Do something twice, teach it once, never do it again.

The skill lifecycle

Discover — Notice the pattern. Every skill starts as a repeated action.
Package — Encode the intelligence: define the trigger, the inputs, the steps, the decision points, the output format. Capture not just what someone does but why.
Ship — Make it discoverable. The best skill is one the user doesn’t know exists until it appears exactly when they need it.
Iterate — Every execution is feedback. Skills should get better over time.

Design principles

Composable: Skills should combine. A “meeting prep” skill that uses “email summary” and “calendar context” is more powerful than three separate tools.
Context-aware: Good skills adapt — to the user’s style, the recipient, the time of day, the urgency.
Testable: Every skill should have clear inputs and expected outputs.
Transparent: Users should understand what a skill does before they run it.
Graceful: When a skill hits an edge case it can’t handle, it should stop and ask.

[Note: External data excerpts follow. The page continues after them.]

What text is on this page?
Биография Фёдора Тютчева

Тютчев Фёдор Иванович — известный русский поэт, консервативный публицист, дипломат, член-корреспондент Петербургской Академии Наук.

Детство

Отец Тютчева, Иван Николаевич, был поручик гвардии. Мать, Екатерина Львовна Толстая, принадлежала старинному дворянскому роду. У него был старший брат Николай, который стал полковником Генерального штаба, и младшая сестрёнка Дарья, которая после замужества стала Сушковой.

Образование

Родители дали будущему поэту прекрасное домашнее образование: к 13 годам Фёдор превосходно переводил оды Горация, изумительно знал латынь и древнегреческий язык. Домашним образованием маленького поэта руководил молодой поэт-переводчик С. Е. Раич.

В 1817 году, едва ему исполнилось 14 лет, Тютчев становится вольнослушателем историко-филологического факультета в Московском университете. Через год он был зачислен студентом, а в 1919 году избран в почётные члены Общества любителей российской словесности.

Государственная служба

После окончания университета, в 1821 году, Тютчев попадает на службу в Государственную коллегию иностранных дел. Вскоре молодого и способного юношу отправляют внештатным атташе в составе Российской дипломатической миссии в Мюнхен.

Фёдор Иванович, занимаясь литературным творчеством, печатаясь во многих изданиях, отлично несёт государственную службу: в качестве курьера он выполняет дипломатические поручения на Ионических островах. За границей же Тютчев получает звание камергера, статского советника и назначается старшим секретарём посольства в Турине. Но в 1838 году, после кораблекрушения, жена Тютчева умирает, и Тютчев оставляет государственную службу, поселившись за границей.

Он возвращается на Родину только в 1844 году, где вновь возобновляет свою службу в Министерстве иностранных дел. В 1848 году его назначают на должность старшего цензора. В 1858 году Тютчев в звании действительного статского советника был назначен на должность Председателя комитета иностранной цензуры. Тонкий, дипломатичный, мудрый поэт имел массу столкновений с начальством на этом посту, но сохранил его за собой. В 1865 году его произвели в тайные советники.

Day 6 · Evals & Measurement

Without measurement, every prompt change is a coin flip. Evals are the difference between engineering and guessing. They turn intelligence work from an art into a science — or at least a craft with feedback loops.

What to measure

Decision Quality: Did it choose right? Build golden sets: curated examples where you know what the right answer is, and score against them.
Task Completion: Did it finish the job? Track completion rate and identify where tasks stall.
Faithfulness: Did it stay true to the context? Did it hallucinate?
User Trust Signals: Did they accept it? Did the user send the draft as-is, edit it heavily, or throw it away?
Calibration: Does it know what it doesn’t know? When the agent says “I’m confident,” is it right?

The eval stack

Golden sets: Curated input/output pairs where you’ve defined what “good” looks like. Start small — 20-30 cases.
Regression suites: Before you change anything, run the suite. After, run it again.
A/B comparison: Same input, two different prompts. Which scores higher against your golden set?
Traces & decision logs: Record the full reasoning path. Without traces, debugging intelligence is archaeology.
Human-in-the-loop eval: User corrections are the highest-signal eval data. The diff between original and edited version tells you exactly where the agent got it wrong.

The measure of intelligence isn’t the complexity of the system prompt. It’s the quality of the decisions that come out the other end. Every prompt change, every workflow tweak, every new heuristic gets tested against one question: did the agent make a better decision?